A unique and powerful tool for creating an equitable and welcoming healthcare environment is HRC’s national Healthcare Equality Index (HEI). This annual survey of U.S. healthcare facilities asks where they stand vis-à-vis requirements and recommendations for optimal LGBT patient care—and offers free training to bring their staff up-to-speed on LGBT concerns. This week is the deadline for the HEI 2013, and we’re expecting record numbers of facilities—including many Veterans Administration medical centers—to achieve “HEI Healthcare Equality Leader” status for their efforts to provide the best possible care to LGBT patients.

We’ll also be celebrating other recent breakthroughs in LGBT health this week. A number of these are highlighted in an Awareness Week statement by U.S. Health & Human Services Secretary Kathleen Sebelius, who spoke at the release of last year’s HEI report.

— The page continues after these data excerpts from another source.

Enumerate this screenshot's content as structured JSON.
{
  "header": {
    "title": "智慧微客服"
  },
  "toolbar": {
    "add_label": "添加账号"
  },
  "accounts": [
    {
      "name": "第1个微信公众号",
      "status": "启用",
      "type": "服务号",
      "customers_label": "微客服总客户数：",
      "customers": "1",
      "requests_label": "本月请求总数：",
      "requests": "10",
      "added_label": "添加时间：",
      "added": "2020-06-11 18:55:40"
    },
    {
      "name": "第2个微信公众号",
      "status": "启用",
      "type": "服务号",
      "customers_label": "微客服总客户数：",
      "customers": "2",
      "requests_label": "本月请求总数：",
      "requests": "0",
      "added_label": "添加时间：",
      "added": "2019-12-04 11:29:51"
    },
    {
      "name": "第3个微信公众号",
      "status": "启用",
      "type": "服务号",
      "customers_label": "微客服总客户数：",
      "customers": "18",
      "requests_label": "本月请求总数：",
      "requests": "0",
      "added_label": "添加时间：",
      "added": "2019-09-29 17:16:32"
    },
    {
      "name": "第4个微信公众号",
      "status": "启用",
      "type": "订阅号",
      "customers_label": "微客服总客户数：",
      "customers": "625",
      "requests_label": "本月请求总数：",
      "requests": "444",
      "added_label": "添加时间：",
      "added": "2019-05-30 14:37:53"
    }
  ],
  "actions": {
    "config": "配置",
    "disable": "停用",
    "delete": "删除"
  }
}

LGBT health accomplishments just in the last month include significant progress toward passage of the HOPE Act, federal legislation advocated strongly by HRC that would greatly increase the number of organs available for transplantation to people living with HIV and AIDS. HRC also just released, with the National Committee to Preserve Social Security and Medicare, a key report on Social Security inequities experienced by same-sex couples and families that was featured in a Capitol Hill briefing.

Other recent breakthroughs include release of a first-ever report from the Centers for Disease Control on intimate partner violence, sexual victimization and stalking experienced by lesbians, bisexuals and gay men. HRC also attended a national meeting, on how LGBT organizations can engage more deeply with HIV/AIDS concerns, which has engendered much follow-up.

We’ll be posting more LGBT Health Awareness Week news throughout the week, even as we follow the Supreme Court marriage equality arguments and analysis closely. And we’d love to hear about LGBT Health Awareness Week celebrations in your part of the world!